Health experts hoist an alert that by 2020, the use of tobacco will lead to death of 8.4 million people across the globe and at least 70% of these will occur in the developing countries.
Pointing out that tobacco-related diseases were the single most important cause of preventable deaths in the world, they said there has been a rise of 20 percent of women smokers due to lifestyle changes.
"In all 50 percent of the cancers in India are directly or indirectly related to tobacco consumption," said Sudhir Khandelwal, Head of Psychiatric department, All India Institute of Medical Sciences (AIIMS).
"Every form of tobacco consumption such as gutka, inhaling and the paan causes the same damage that chewing tobacco does. Slowly and slowly there comes a time when people get addicted to it," he said, adding that the youth consuming tobacco in any indirect form was more likely to get into active consumption of tobacco with time.

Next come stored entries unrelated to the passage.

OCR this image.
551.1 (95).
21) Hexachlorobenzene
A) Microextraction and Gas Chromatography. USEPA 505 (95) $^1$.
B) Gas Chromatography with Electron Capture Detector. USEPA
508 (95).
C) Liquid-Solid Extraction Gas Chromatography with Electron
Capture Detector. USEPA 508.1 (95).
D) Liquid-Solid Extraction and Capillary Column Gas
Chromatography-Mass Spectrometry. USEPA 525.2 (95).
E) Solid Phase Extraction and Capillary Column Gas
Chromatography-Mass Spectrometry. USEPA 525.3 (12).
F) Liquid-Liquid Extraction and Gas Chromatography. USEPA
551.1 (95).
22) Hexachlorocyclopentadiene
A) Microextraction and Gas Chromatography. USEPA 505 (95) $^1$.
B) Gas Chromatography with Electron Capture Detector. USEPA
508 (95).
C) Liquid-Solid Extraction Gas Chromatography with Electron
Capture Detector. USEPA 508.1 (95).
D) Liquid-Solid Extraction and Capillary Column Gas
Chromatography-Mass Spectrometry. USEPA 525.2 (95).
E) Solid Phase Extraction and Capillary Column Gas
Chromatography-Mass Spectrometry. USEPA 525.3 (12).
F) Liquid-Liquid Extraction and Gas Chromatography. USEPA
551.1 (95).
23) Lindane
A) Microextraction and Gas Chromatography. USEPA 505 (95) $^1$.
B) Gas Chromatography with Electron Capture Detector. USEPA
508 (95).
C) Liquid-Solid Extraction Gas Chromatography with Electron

Sonali Jhanjee, Additional Professor of the Psychiatric Department, said the disturbing trend as earlier age of initiation leads to higher chances of getting addicted to tobacco and greater health damage in the longer term.
The Global Youth Tobacco Survey stated that in India the percentage of students who initiated bidi smoking before 10 years of age has increased from 26 percent to 45 percent.
"India also has one of the highest rates of oral cancer in the world, partly attributed to high prevalence of tobacco chewing. It is also associated with more common dental ailments such as dental caries, periodontal disease and tooth loss," said Jhanjee.
She added that the tobacco addiction was now recognized as a chronic medical illness on the same lines as hypertension and asthma. "Treatment in the form of both medicines and counseling is available to treat tobacco use and a psychiatrist may be approached for the same in both government or private setting," she said.